O que é perdão judicial? Entenda o benefício concedido a Monique Medeiros no caso Henry Borel
Entenda o que é perdão judicial, como o benefício funciona na legislação brasileira e por que ele foi concedido a Monique Medeiros no caso Henry Borel.
Monique Medeiros, mãe de Henry Borel, de 4 anos, recebeu perdão judicial pelo crime de homicídio culposo do próprio filho. O ex-vereador Jairo Souza Santos Júnior, também chamado de Dr. Jairinho, foi condenado a 43 anos de prisão.
Conforme informações do jornal O Globo, o perdão judicial concedido a Monique Medeiros está previsto no Direito Penal brasileiro.
Leniel Borel, pai de Henry Borel, classificou a decisão como a "terceira morte de Henry". A promotoria do caso disse que pretende pedir anulação do resultado.
O que significa o perdão judicial concedido a Monique Medeiros?
Essa situação permite que o magistrado — no caso do julgamento, a juíza Elizabeth Machado Louro — reconheça a prática de um crime, mas deixe de aplicar a pena ao condenado, representada na questão por Monique Medeiros.
É um benefício concedido geralmente para condenados de crimes cujas consequências do próprio caso já representam sofrimento intenso ao autor, e por isso, o Direito Penal prevê que a punição do júri é considerada desnecessária.
Os jurados do caso afastaram de Monique a acusação de homicídio doloso — quando há a intenção de matar — do próprio filho.
Perdão judicial e absolvição: qual é a diferença?
O tribunal do júri que deliberou sobre a culpa dos réus acusados pela morte de Henry Borel concedeu o perdão judicial a Monique, situação diferente de absolvição.
No resultado de um julgamento, quando alguém é absolvido, os jurados consideram que o réu não é culpado, mantendo-o sem antecedentes criminais, considerando-o inocente.
Já no caso de Monique Medeiros, a juíza reconhece a culpa e o crime da negligência que levaram à morte de Henry, mas concedeu um benefício legal. Pelo sofrimento da ré, que perdeu o próprio filho, ela não terá de cumprir detenção pelo fato.
Monique Medeiros continua condenada após o perdão judicial?
Ela recebeu perdão judicial pelo homicídio culposo, mas continuou condenada por negligência na conduta. Os jurados reconheceram que ela foi omissa em relação à tortura sofrida por Henry, e foi condenada a um ano e quatro meses de detenção.
A juíza considerou que a pena já foi cumprida por Monique ao longo do processo, que se desenrola há cinco anos.

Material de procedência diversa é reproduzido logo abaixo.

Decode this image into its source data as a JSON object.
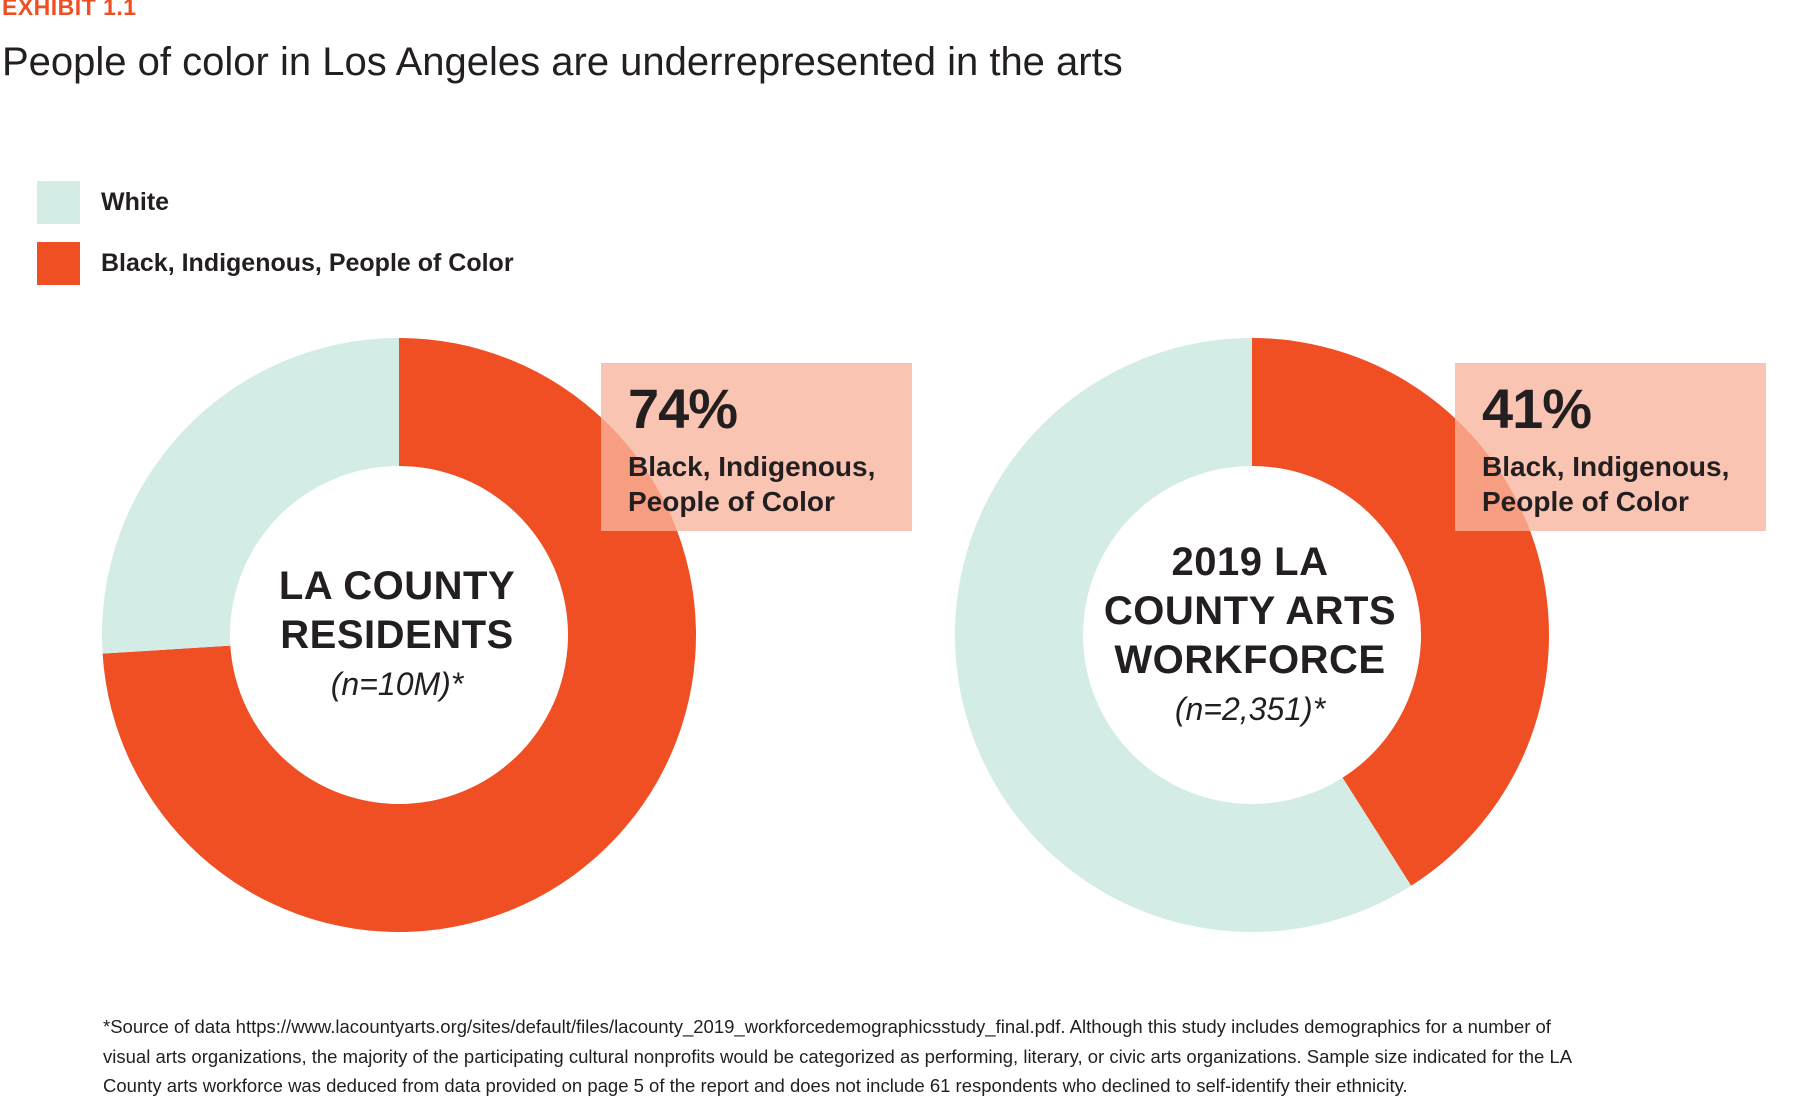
{
  "header": {
    "exhibit": "EXHIBIT 1.1",
    "title": "People of color in Los Angeles are underrepresented in the arts"
  },
  "legend": [
    {
      "label": "White",
      "color": "#d3ece6"
    },
    {
      "label": "Black, Indigenous, People of Color",
      "color": "#f04e23"
    }
  ],
  "chart_data": [
    {
      "type": "pie",
      "hole": true,
      "center_title": "LA COUNTY\nRESIDENTS",
      "center_n": "(n=10M)*",
      "callout_pct": "74%",
      "callout_label": "Black, Indigenous,\nPeople of Color",
      "slices": [
        {
          "label": "Black, Indigenous, People of Color",
          "value": 74,
          "color": "#f04e23"
        },
        {
          "label": "White",
          "value": 26,
          "color": "#d3ece6"
        }
      ]
    },
    {
      "type": "pie",
      "hole": true,
      "center_title": "2019 LA\nCOUNTY ARTS\nWORKFORCE",
      "center_n": "(n=2,351)*",
      "callout_pct": "41%",
      "callout_label": "Black, Indigenous,\nPeople of Color",
      "slices": [
        {
          "label": "Black, Indigenous, People of Color",
          "value": 41,
          "color": "#f04e23"
        },
        {
          "label": "White",
          "value": 59,
          "color": "#d3ece6"
        }
      ]
    }
  ],
  "footnote": "*Source of data https://www.lacountyarts.org/sites/default/files/lacounty_2019_workforcedemographicsstudy_final.pdf. Although this study includes demographics for a number of visual arts organizations, the majority of the participating cultural nonprofits would be categorized as performing, literary, or civic arts organizations. Sample size indicated for the LA County arts workforce was deduced from data provided on page 5 of the report and does not include 61 respondents who declined to self-identify their ethnicity."
}
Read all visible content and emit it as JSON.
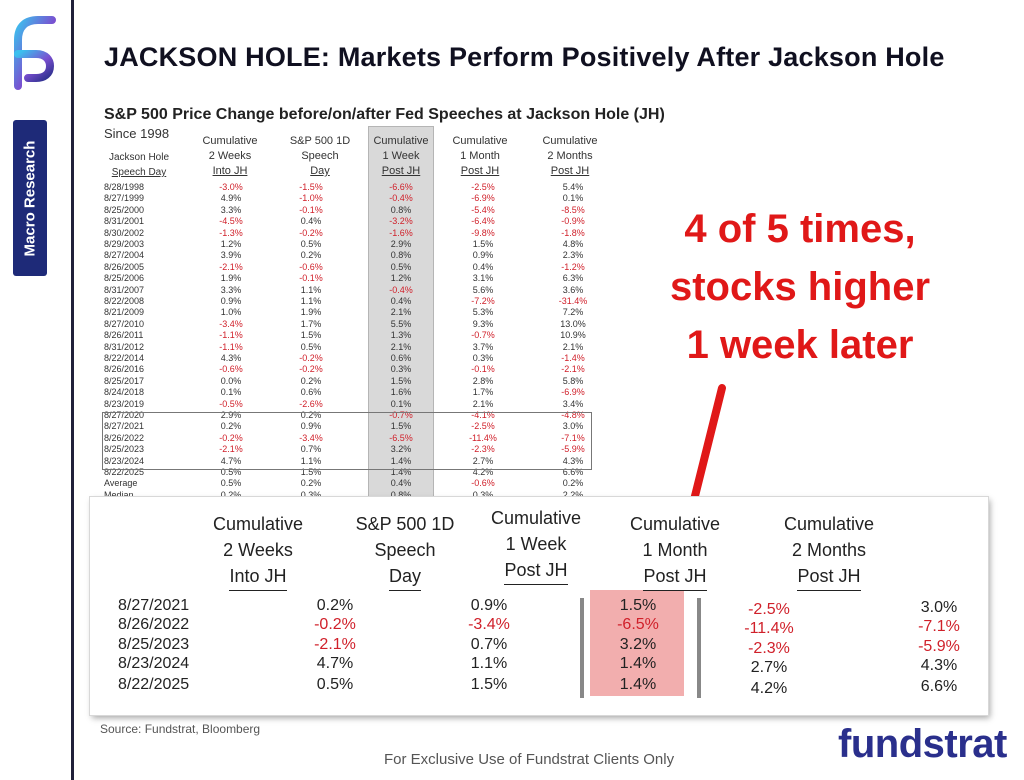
{
  "rail": {
    "section_label": "Macro Research",
    "logo_icon": "fundstrat-f-logo-icon"
  },
  "title": "JACKSON HOLE: Markets Perform Positively After Jackson Hole",
  "table": {
    "title": "S&P 500 Price Change before/on/after Fed Speeches at Jackson Hole (JH)",
    "since": "Since 1998",
    "headers": [
      [
        "Jackson Hole",
        "Speech Day"
      ],
      [
        "Cumulative",
        "2 Weeks",
        "Into JH"
      ],
      [
        "S&P 500 1D",
        "Speech",
        "Day"
      ],
      [
        "Cumulative",
        "1 Week",
        "Post JH"
      ],
      [
        "Cumulative",
        "1 Month",
        "Post JH"
      ],
      [
        "Cumulative",
        "2 Months",
        "Post JH"
      ]
    ],
    "rows": [
      [
        "8/28/1998",
        "-3.0%",
        "-1.5%",
        "-6.6%",
        "-2.5%",
        "5.4%"
      ],
      [
        "8/27/1999",
        "4.9%",
        "-1.0%",
        "-0.4%",
        "-6.9%",
        "0.1%"
      ],
      [
        "8/25/2000",
        "3.3%",
        "-0.1%",
        "0.8%",
        "-5.4%",
        "-8.5%"
      ],
      [
        "8/31/2001",
        "-4.5%",
        "0.4%",
        "-3.2%",
        "-6.4%",
        "-0.9%"
      ],
      [
        "8/30/2002",
        "-1.3%",
        "-0.2%",
        "-1.6%",
        "-9.8%",
        "-1.8%"
      ],
      [
        "8/29/2003",
        "1.2%",
        "0.5%",
        "2.9%",
        "1.5%",
        "4.8%"
      ],
      [
        "8/27/2004",
        "3.9%",
        "0.2%",
        "0.8%",
        "0.9%",
        "2.3%"
      ],
      [
        "8/26/2005",
        "-2.1%",
        "-0.6%",
        "0.5%",
        "0.4%",
        "-1.2%"
      ],
      [
        "8/25/2006",
        "1.9%",
        "-0.1%",
        "1.2%",
        "3.1%",
        "6.3%"
      ],
      [
        "8/31/2007",
        "3.3%",
        "1.1%",
        "-0.4%",
        "5.6%",
        "3.6%"
      ],
      [
        "8/22/2008",
        "0.9%",
        "1.1%",
        "0.4%",
        "-7.2%",
        "-31.4%"
      ],
      [
        "8/21/2009",
        "1.0%",
        "1.9%",
        "2.1%",
        "5.3%",
        "7.2%"
      ],
      [
        "8/27/2010",
        "-3.4%",
        "1.7%",
        "5.5%",
        "9.3%",
        "13.0%"
      ],
      [
        "8/26/2011",
        "-1.1%",
        "1.5%",
        "1.3%",
        "-0.7%",
        "10.9%"
      ],
      [
        "8/31/2012",
        "-1.1%",
        "0.5%",
        "2.1%",
        "3.7%",
        "2.1%"
      ],
      [
        "8/22/2014",
        "4.3%",
        "-0.2%",
        "0.6%",
        "0.3%",
        "-1.4%"
      ],
      [
        "8/26/2016",
        "-0.6%",
        "-0.2%",
        "0.3%",
        "-0.1%",
        "-2.1%"
      ],
      [
        "8/25/2017",
        "0.0%",
        "0.2%",
        "1.5%",
        "2.8%",
        "5.8%"
      ],
      [
        "8/24/2018",
        "0.1%",
        "0.6%",
        "1.6%",
        "1.7%",
        "-6.9%"
      ],
      [
        "8/23/2019",
        "-0.5%",
        "-2.6%",
        "0.1%",
        "2.1%",
        "3.4%"
      ],
      [
        "8/27/2020",
        "2.9%",
        "0.2%",
        "-0.7%",
        "-4.1%",
        "-4.8%"
      ],
      [
        "8/27/2021",
        "0.2%",
        "0.9%",
        "1.5%",
        "-2.5%",
        "3.0%"
      ],
      [
        "8/26/2022",
        "-0.2%",
        "-3.4%",
        "-6.5%",
        "-11.4%",
        "-7.1%"
      ],
      [
        "8/25/2023",
        "-2.1%",
        "0.7%",
        "3.2%",
        "-2.3%",
        "-5.9%"
      ],
      [
        "8/23/2024",
        "4.7%",
        "1.1%",
        "1.4%",
        "2.7%",
        "4.3%"
      ],
      [
        "8/22/2025",
        "0.5%",
        "1.5%",
        "1.4%",
        "4.2%",
        "6.6%"
      ]
    ],
    "summary": [
      [
        "Average",
        "0.5%",
        "0.2%",
        "0.4%",
        "-0.6%",
        "0.2%"
      ],
      [
        "Median",
        "0.2%",
        "0.3%",
        "0.8%",
        "0.3%",
        "2.2%"
      ]
    ]
  },
  "callout": {
    "line1": "4 of 5 times,",
    "line2": "stocks higher",
    "line3": "1 week later",
    "color": "#e01818"
  },
  "zoom": {
    "headers": [
      [
        "Cumulative",
        "2 Weeks",
        "Into JH"
      ],
      [
        "S&P 500 1D",
        "Speech",
        "Day"
      ],
      [
        "Cumulative",
        "1 Week",
        "Post JH"
      ],
      [
        "Cumulative",
        "1 Month",
        "Post JH"
      ],
      [
        "Cumulative",
        "2 Months",
        "Post JH"
      ]
    ],
    "rows": [
      [
        "8/27/2021",
        "0.2%",
        "0.9%",
        "1.5%",
        "-2.5%",
        "3.0%"
      ],
      [
        "8/26/2022",
        "-0.2%",
        "-3.4%",
        "-6.5%",
        "-11.4%",
        "-7.1%"
      ],
      [
        "8/25/2023",
        "-2.1%",
        "0.7%",
        "3.2%",
        "-2.3%",
        "-5.9%"
      ],
      [
        "8/23/2024",
        "4.7%",
        "1.1%",
        "1.4%",
        "2.7%",
        "4.3%"
      ],
      [
        "8/22/2025",
        "0.5%",
        "1.5%",
        "1.4%",
        "4.2%",
        "6.6%"
      ]
    ]
  },
  "source": "Source: Fundstrat, Bloomberg",
  "footer": "For Exclusive Use of Fundstrat Clients Only",
  "brand": "fundstrat",
  "colors": {
    "negative": "#d0202a",
    "brand": "#2a2f8c",
    "tab": "#1e2a78",
    "highlight": "#f2aeae"
  }
}
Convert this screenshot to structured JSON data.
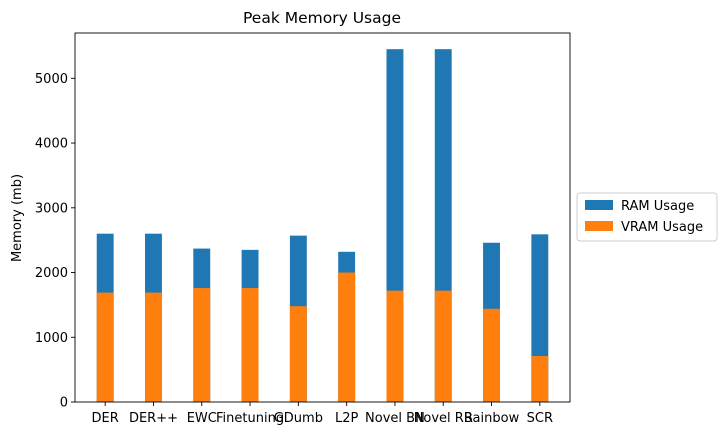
{
  "chart_data": {
    "type": "bar",
    "stacked": false,
    "overlay": true,
    "title": "Peak Memory Usage",
    "xlabel": "",
    "ylabel": "Memory (mb)",
    "ylim": [
      0,
      5700
    ],
    "yticks": [
      0,
      1000,
      2000,
      3000,
      4000,
      5000
    ],
    "categories": [
      "DER",
      "DER++",
      "EWC",
      "Finetuning",
      "GDumb",
      "L2P",
      "Novel BN",
      "Novel RB",
      "Rainbow",
      "SCR"
    ],
    "series": [
      {
        "name": "RAM Usage",
        "color": "#1f77b4",
        "values": [
          2600,
          2600,
          2370,
          2350,
          2570,
          2320,
          5450,
          5450,
          2460,
          2590
        ]
      },
      {
        "name": "VRAM Usage",
        "color": "#ff7f0e",
        "values": [
          1690,
          1690,
          1760,
          1760,
          1480,
          2000,
          1720,
          1720,
          1440,
          710
        ]
      }
    ],
    "legend_position": "right",
    "grid": false
  }
}
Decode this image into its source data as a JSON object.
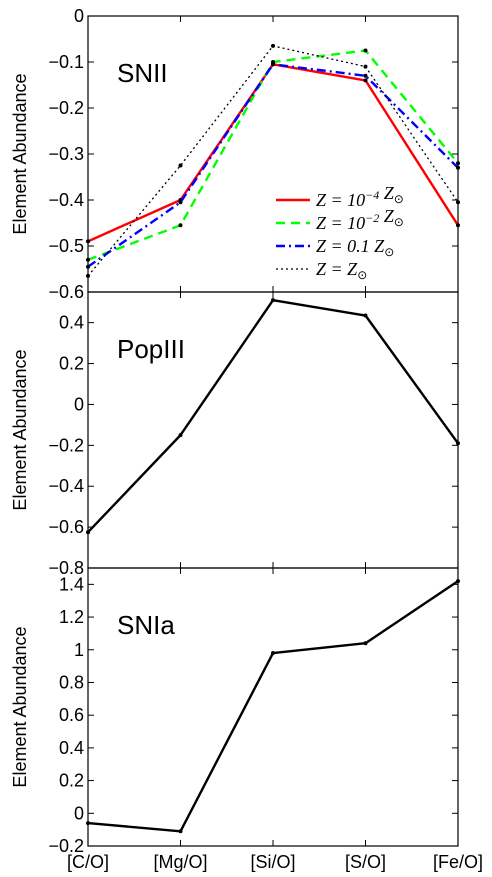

Entenda os motivos do perdão judicial concedido a Monique
Elizabeth Louro Machado explicou a decisão, elencando que Monique é ré primária, sem antecedentes criminais e com circunstâncias judiciais favoráveis. Além disso, a juíza afirmou que a mãe de Henry passou, nos últimos anos, por uma "reação desproporcional e desmesura da sociedade em geral".
"Em face da conduta imputada à acusada, na modalidade omissiva, claramente discriminatória de gênero, influenciada pela cultura patriarcal que lamentavelmente ainda norteia e permeia a mentalidade e as práticas sociais", destacou a magistrada.
Veja também
A juíza considerou ainda que a condição de mãe de Monique teve peso decisivo na forma como a ré foi julgada pela opinião pública.
"Fosse o pai e não a mãe, na mesma situação, nem sequer teria sido ele processado. O papel culturalmente reservado à mulher nos moldes arcaicos não só dela exige ser mãe, mas muito além: a mãe perfeita. Mãe suficiente não basta", argumentou Elizabeth.
O que aconteceu no caso Henry Borel?
O menino Henry Borel morreu em 8 de março de 2021, com somente quatro anos de idade, na Barra da Tijuca, no Rio de Janeiro.
O então vereador Jairinho e a mãe dele, Monique, foram apontados como os autores do crime, embora tenham alegado à Polícia que encontraram a criança já desacordada.
As investigações apontaram que Henry sofreu, pelo menos, 23 lesões por ação violenta no dia de sua morte, segundo laudo médico.
Qual foi a causa da morte de Henry Borel?
Os peritos identificaram que Monique e Jairinho demoraram 39 minutos para socorrer Henry, que já chegou morto ao hospital. A causa da morte do menino foi laceração hepática, segundo a perícia.
O ex-vereador foi acusado de homicídio qualificado, tortura e coação. Já Monique foi julgada por homicídio qualificado por omissão, tortura e coação. Ambas as acusações tinham o agravante de as agressões terem ocorrido em ambiente familiar e a vítima ser menor de 14 anos.